Здание, в котором располагался Государственный институт истории искусств (Исаакиевская пл., д. 5). Фотография А. Дмитренко, май 2008 г.


Впрочем, учебой Даниил в это время себя особо не затруднял и через несколько месяцев перестал посещать особняк на Мойке. Он уже почувствовал себя писателем и не собирался сворачивать с избранного пути. Кроме того, что-то в его природе сопротивлялось всякой систематической учебе с сидением за партой и сдачей экзаменов. Он был из тех, кто способен осваивать любую информацию только самоучкой, на практике.

Однако именно в Зубовском институте завязались знакомства, важные для его дальнейшей судьбы. В числе студентов был 18-летний Бахтерев. Хармсу нравились его стихи. Однажды, еще в конце 1925 года, он слышал их на коллективном чтении, в котором участвовали и поэты с именами – Всеволод Рождественский, Сергей Нельдихен, Вольф Эрлих. После чтения присутствовавшие высказывались. Хармс (по словам Бахтерева) похвалил только его. Бахтерев с тремя другими студентами (18-летним Георгием Кацманом, 19-летним Сергеем Цимбалом и 22-летним Борисом Левиным) создали самодеятельный студенческий театр радикально-авангардной направленности – “Радикс”. Левина Хармс тоже знал: общался с ним у Поля Марселя. Уроженец белорусского местечка Ляды, Бер Мишелевич по паспорту, Борис Михайлович в быту, он еще не сделал свое еврейское имя Дойвбер (Дов-Бер) чем-то вроде литературного псевдонима. (Имя это, по свидетельствам друзей, ему шло: “дов” на иврите и “бер” на идише значит “медведь”; большого, неуклюжего, мешковатого Левина Маршак так и звал: “гималайским медведем”.) Именно через Левина вышли радиксовцы на “чинарей”.

По словам Кацмана,

“Радикс” был задуман как “чистый” театр, театр чистого действия, ориентированный не столько на конечный результат и на зрителя, сколько на переживание самими актерами чистого театрального действия… “Радикс” был конгломератом различных искусств – театрального действия, музыки, танца, литературы и живописи.
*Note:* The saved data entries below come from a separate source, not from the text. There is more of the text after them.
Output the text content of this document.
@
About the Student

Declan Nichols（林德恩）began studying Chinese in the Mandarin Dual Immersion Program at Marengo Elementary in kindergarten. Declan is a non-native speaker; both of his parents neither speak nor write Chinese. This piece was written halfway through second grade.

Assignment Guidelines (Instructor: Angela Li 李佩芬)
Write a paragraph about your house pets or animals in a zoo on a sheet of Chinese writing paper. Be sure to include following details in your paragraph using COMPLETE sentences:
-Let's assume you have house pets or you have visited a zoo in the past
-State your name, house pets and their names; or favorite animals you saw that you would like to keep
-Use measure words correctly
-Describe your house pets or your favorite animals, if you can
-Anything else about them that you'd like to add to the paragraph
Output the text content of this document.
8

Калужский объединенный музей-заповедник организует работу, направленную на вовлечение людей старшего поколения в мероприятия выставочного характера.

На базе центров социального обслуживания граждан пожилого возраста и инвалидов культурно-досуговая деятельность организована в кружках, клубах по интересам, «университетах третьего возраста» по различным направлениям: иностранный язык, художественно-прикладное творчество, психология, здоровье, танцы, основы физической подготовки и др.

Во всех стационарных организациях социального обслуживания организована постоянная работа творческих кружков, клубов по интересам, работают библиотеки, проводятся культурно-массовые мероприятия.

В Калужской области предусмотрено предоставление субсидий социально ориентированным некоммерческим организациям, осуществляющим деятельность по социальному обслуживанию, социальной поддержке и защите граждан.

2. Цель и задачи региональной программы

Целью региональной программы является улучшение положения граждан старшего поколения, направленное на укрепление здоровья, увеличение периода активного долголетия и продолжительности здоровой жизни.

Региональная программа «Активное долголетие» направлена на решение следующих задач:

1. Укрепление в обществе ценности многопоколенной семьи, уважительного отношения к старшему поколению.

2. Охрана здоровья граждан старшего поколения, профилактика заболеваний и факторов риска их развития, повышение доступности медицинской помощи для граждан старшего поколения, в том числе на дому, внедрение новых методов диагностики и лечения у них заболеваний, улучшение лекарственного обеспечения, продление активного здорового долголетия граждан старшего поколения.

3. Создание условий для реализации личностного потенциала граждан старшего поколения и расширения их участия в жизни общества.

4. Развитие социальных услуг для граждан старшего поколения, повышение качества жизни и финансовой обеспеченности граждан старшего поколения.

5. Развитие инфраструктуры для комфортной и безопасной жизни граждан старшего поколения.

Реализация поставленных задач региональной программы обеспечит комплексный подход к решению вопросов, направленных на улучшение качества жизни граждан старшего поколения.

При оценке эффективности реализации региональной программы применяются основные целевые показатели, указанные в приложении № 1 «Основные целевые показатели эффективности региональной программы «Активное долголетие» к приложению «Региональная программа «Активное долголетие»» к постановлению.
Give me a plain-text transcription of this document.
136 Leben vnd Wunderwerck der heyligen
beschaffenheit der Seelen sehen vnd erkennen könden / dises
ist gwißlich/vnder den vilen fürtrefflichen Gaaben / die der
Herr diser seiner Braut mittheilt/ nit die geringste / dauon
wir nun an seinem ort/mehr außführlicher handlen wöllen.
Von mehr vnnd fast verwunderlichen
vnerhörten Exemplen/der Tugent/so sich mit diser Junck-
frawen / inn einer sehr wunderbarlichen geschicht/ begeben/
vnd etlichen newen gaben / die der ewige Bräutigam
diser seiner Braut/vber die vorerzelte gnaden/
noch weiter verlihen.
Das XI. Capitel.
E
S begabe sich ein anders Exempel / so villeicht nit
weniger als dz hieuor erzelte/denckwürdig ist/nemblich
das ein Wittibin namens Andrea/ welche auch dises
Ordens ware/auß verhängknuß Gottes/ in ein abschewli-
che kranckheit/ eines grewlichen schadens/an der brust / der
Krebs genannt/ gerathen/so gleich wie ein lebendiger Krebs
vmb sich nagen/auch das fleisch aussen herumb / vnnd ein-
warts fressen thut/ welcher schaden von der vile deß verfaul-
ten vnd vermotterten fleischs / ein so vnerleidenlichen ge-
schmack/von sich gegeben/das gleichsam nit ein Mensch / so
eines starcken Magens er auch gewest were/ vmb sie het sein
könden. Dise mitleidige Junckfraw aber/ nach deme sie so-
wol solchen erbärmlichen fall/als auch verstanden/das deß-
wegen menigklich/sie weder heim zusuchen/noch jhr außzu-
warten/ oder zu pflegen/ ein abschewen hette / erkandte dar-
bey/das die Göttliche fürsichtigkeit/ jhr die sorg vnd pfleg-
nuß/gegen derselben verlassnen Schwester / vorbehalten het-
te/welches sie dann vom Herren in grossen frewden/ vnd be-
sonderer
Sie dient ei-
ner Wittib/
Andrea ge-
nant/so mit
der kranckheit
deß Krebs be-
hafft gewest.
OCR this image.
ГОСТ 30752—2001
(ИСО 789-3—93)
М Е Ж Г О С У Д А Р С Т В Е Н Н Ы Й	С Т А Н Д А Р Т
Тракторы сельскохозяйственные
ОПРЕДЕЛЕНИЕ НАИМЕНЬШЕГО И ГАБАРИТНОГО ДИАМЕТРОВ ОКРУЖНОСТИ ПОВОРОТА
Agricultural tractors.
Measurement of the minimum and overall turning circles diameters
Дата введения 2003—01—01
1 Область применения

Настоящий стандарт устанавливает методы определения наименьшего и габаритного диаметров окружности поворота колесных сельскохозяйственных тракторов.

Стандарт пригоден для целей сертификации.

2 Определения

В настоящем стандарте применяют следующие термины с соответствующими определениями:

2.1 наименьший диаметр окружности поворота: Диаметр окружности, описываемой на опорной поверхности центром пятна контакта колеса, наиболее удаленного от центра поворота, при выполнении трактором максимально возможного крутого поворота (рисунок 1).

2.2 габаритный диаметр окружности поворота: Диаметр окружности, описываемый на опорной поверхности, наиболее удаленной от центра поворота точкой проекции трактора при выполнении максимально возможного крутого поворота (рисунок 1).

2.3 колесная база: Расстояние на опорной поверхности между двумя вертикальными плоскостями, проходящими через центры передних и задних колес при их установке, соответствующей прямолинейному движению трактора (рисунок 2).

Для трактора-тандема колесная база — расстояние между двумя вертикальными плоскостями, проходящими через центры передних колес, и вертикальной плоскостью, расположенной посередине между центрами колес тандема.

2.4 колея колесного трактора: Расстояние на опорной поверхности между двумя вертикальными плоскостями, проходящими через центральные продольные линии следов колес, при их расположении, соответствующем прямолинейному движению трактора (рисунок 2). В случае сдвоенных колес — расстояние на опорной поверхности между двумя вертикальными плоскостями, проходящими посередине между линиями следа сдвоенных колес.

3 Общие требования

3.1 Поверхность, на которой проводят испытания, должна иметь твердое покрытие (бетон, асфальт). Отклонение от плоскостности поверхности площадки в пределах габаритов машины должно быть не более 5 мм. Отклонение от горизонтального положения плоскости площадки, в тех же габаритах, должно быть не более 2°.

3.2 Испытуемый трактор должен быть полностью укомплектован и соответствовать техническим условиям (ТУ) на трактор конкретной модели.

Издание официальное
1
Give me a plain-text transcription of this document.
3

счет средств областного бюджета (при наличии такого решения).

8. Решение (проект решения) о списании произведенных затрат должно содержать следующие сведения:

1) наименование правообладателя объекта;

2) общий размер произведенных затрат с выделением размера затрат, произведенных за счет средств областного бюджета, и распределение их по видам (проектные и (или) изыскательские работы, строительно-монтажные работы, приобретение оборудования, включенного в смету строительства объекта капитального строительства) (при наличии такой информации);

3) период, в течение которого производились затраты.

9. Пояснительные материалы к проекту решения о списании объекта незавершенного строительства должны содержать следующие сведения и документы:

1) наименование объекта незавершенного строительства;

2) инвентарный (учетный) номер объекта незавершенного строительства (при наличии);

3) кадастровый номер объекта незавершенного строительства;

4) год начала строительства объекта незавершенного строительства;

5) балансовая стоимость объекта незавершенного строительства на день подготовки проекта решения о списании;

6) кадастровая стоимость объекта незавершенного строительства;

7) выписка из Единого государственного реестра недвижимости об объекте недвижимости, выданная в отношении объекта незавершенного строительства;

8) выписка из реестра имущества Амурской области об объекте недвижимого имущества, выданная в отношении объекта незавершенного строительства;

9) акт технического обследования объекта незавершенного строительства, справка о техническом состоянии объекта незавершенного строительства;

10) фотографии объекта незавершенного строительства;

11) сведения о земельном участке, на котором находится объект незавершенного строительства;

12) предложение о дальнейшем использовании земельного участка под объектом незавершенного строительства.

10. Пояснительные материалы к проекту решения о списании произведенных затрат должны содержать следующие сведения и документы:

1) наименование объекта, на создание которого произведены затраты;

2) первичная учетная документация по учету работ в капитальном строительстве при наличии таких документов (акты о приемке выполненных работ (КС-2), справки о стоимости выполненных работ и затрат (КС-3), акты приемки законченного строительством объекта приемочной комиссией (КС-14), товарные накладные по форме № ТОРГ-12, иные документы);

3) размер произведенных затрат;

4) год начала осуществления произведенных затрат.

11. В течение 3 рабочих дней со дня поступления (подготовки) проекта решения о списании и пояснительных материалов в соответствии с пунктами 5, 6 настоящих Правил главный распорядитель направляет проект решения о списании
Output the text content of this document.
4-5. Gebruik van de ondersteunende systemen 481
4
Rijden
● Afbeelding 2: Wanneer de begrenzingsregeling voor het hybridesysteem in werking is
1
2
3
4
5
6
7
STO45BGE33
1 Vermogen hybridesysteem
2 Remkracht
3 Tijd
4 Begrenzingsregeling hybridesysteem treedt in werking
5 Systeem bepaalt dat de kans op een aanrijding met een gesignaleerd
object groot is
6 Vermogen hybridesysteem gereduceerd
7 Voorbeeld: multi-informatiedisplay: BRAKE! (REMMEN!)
При обращении к различным искусствам весьма велик был элемент пародирования, остранения[160].

Однако – и это уже свидетельство Бахтерева: “Наши взгляды не во всем совпадали, но в одном все четверо были единодушны. Новый театр, говорил каждый из нас, начинается с новой драматургии”[161]. Ни русские символисты, ни немецкие экспрессионисты, ни Кокто не удовлетворяли молодых экспериментаторов. И тогда было принято безумное на самом деле решение: обратиться к “чинарям”, не имевшим никакого опыта собственно театрального творчества, и предложить им написать пьесу.

Как уточняет Бахтерев, “поскольку предполагалось написать пьесу в сжатые сроки, решено было воспользоваться уже существующими текстами, смонтировав пьесу из произведений Введенского и Хармса. Название пьеса получила по заглавию одного из стихотворений Введенского”[162]. Название это – “Моя мама вся в часах”.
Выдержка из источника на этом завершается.